The official also cited other cases of violations, including writing graffiti and distributing 'night letters against the candidates' which he said are illegal.

Khanjani described interference of armed forces' in the election as 'dangerous', saying cases of such behavior 'have now gone beyond the limit of doubt'.

Last month, Interior Minister Adolvahed Moussavi Lari asked military forces to steer clear of the presidential election.

In a letter to the Guardian Council, Moussavi Lari protested to remarks attributed to the supervisory body's spokesman who had reportedly said that there was no legal ban on the military forces' intervention in the 'executive and supervisory domains' of the polls.

The interior minister has described the remarks as 'the cause of escalating concerns and a note of alarm against the entry of armed forces into the electoral process and a direct threat to a healthy election'.

In similar statements in the central city of Shiraz, Moussavi Lari cautioned the volunteer Basij forces against interfering in the election process.
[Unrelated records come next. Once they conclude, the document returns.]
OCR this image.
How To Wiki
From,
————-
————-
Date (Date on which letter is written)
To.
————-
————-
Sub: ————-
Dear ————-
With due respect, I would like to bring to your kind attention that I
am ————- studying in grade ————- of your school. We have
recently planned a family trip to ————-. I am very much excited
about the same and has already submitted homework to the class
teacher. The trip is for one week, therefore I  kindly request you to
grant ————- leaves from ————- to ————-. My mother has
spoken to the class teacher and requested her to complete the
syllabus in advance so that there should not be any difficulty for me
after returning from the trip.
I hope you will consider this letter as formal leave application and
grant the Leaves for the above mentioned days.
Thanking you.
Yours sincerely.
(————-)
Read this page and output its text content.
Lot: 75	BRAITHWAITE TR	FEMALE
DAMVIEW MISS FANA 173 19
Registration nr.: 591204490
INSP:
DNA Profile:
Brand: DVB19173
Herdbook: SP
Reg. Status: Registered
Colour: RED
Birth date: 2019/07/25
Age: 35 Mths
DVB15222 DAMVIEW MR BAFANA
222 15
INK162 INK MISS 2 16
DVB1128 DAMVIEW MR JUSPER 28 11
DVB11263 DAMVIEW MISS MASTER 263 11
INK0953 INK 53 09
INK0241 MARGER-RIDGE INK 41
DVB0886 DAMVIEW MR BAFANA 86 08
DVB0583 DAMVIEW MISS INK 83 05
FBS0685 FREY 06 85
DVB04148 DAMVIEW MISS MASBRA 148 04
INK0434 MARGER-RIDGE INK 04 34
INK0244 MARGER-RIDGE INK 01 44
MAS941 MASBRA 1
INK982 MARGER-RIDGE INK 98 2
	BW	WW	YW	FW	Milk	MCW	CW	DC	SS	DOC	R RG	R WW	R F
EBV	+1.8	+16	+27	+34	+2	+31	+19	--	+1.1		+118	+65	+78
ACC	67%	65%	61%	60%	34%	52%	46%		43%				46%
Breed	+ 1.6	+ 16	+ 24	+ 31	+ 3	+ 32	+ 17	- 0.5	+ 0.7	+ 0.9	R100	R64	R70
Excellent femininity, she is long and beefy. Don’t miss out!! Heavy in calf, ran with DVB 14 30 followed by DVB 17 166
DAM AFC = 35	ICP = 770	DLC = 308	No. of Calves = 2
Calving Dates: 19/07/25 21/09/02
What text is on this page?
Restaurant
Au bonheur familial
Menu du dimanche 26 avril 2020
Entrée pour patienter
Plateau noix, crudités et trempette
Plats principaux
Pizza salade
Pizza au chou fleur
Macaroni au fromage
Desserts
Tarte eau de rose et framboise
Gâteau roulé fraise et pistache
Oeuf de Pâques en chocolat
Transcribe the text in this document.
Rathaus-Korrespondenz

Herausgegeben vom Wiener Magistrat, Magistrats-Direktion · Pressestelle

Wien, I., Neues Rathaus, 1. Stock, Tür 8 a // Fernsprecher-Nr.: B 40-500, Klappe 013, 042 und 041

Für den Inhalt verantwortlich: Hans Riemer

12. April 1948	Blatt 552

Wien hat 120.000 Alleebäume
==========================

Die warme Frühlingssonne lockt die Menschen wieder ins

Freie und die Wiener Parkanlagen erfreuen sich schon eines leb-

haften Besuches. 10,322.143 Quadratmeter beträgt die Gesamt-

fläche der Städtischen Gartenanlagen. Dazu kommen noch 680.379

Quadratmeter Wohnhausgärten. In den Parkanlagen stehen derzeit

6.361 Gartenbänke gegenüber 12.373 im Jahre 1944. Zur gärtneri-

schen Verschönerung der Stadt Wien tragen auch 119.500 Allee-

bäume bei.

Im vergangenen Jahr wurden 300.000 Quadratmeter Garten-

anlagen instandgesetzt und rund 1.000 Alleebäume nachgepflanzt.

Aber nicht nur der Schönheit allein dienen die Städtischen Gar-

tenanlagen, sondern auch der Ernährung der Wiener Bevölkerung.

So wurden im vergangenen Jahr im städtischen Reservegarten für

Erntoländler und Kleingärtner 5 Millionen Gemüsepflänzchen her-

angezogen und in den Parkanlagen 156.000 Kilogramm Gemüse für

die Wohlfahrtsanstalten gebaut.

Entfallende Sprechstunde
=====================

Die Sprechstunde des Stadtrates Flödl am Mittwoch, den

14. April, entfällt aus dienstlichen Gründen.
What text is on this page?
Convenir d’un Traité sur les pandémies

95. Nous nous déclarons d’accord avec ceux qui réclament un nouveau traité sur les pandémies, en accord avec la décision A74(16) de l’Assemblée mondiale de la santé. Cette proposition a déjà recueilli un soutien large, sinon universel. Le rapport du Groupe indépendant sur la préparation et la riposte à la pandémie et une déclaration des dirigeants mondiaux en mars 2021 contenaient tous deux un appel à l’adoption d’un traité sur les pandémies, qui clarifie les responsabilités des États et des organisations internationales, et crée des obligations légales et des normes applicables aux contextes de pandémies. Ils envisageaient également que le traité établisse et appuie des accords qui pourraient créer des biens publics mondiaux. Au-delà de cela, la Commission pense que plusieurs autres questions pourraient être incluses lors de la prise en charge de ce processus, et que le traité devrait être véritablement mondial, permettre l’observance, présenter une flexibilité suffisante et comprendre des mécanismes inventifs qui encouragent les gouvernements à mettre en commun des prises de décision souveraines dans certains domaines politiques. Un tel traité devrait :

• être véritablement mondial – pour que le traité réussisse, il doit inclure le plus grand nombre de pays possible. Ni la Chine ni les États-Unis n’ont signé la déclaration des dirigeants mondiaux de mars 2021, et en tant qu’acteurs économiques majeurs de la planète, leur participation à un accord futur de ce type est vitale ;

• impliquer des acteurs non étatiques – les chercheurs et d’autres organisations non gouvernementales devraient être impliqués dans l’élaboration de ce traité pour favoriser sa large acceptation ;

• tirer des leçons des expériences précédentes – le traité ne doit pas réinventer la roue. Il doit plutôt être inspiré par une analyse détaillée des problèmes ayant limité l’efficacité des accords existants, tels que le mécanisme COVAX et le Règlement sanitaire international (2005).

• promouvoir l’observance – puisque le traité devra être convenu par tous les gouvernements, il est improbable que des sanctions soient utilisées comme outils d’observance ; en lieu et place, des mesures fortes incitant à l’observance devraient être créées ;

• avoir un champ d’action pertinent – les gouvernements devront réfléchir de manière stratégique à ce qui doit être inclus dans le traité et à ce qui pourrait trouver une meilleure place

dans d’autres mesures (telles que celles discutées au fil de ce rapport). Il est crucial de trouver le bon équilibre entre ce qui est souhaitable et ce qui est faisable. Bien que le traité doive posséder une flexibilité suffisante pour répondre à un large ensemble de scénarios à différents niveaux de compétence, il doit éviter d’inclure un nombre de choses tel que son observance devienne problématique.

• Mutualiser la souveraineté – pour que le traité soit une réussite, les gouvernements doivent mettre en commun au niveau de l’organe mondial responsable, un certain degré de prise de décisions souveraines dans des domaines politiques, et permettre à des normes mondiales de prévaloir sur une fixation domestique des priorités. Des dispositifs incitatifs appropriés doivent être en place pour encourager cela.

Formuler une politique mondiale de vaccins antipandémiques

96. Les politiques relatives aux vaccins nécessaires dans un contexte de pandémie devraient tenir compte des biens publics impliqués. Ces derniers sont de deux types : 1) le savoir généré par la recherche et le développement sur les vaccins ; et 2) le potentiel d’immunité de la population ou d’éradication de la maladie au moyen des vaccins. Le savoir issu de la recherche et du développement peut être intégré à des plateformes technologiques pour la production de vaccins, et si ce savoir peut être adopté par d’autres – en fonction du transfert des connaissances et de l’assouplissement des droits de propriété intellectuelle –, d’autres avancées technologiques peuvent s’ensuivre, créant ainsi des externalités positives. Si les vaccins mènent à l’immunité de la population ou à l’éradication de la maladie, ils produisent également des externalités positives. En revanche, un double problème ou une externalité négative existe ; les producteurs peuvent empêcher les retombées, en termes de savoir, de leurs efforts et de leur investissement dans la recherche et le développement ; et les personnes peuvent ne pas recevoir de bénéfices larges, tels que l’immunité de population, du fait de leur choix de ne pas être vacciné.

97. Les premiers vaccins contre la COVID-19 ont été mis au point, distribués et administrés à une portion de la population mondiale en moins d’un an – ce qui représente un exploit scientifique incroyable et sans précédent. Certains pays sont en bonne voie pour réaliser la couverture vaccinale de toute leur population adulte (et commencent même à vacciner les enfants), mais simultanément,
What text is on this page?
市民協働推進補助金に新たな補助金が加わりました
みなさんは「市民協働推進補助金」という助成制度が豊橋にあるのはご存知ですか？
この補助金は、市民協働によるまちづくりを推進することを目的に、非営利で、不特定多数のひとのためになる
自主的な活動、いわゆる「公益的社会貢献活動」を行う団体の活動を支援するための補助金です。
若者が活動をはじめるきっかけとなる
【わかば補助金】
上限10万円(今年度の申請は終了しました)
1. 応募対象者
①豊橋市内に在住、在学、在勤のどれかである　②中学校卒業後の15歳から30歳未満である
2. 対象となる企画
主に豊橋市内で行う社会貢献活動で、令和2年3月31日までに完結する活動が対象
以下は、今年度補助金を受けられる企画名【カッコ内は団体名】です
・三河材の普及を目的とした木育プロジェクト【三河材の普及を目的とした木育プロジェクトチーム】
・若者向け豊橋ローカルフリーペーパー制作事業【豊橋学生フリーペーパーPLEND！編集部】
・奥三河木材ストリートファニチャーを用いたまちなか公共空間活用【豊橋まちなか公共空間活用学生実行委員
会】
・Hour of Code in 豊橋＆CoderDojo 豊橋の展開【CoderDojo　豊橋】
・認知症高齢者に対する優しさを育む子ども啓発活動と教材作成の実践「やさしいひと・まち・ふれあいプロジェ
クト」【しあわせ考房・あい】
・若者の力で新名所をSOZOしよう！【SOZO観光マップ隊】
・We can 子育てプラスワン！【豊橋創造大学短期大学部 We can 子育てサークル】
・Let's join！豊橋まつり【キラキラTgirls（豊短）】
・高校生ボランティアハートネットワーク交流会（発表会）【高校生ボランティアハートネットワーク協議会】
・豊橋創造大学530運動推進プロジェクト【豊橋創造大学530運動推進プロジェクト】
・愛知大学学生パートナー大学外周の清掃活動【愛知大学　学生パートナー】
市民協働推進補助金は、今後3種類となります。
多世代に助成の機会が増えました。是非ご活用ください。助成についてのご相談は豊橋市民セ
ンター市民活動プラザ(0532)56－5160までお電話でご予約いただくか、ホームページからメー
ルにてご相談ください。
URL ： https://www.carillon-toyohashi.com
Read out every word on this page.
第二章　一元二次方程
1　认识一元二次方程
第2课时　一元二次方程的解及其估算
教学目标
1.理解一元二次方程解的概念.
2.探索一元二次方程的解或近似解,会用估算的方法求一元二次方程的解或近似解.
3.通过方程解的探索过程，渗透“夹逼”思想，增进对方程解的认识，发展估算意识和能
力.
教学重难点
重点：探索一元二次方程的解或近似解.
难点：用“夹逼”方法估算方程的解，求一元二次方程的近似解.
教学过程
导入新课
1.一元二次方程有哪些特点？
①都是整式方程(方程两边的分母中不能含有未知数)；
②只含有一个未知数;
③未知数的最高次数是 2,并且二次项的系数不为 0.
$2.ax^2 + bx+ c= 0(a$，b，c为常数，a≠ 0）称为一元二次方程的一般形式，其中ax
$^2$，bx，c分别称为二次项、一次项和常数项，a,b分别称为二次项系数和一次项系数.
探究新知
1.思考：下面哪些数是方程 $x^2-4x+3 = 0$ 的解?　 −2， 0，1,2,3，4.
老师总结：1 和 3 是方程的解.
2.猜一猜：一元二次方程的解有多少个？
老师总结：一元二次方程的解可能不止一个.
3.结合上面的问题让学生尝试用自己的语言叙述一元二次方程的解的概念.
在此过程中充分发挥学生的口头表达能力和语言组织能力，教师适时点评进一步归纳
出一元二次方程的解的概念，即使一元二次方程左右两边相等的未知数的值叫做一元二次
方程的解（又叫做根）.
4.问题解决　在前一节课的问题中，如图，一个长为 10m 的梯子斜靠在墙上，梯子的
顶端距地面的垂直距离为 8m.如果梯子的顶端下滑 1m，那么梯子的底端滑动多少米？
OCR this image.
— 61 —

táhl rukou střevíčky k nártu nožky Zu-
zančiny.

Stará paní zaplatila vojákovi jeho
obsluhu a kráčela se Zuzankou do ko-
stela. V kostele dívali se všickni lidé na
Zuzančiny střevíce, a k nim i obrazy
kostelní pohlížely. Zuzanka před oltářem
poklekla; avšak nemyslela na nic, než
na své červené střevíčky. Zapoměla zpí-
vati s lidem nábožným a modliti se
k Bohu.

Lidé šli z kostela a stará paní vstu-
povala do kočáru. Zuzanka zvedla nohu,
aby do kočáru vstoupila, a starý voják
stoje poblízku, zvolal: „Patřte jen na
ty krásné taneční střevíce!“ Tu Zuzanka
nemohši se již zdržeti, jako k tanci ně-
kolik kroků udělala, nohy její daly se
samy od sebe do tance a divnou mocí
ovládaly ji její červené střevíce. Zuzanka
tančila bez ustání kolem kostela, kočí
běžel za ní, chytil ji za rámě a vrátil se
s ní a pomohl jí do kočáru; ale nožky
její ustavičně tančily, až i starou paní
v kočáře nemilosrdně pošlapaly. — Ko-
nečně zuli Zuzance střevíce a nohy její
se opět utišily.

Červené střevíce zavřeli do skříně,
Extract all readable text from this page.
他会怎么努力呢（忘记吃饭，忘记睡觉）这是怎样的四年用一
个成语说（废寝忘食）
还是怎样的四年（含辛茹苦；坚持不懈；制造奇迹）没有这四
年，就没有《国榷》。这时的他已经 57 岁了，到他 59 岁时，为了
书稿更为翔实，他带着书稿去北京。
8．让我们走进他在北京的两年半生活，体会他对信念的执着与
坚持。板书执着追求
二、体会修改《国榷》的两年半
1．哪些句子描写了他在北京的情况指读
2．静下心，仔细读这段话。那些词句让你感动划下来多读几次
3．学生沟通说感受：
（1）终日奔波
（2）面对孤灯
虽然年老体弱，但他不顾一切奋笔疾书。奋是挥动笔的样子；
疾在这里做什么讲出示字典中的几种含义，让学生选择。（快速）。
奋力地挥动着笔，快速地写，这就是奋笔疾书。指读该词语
"Basij, as a military force, cannot interfere in the presidential election and the interference of the Basij members is tantamount to the interference of other armed forces," he said.

"The whole set of the laws and directives served by the chief commander to all military and police forces has banned the interference of these forces in the elections.

"According to these laws, none of the members of the Sepah (the Islamic Revolution's Guards Corps), Basij, army and police, have the right to interfere in the elections," Moussavi Lari added.

Electoral campaigning began on the morning of May 25 but few hours later hackers targeted Larijani's website, defacing his home page which resulted in its subsequent crash.

Larijani's electoral headquarters had also to deny reports that he intended to pull out of the race in favor of other candidate Akbar Hashemi Rafsanjani.

"Unfortunately, this news is mostly being reported in the press by the supporters of Akbar Hashemi Rafsanjani," it said in a statement, denouncing the report as part of a 'psychological war'."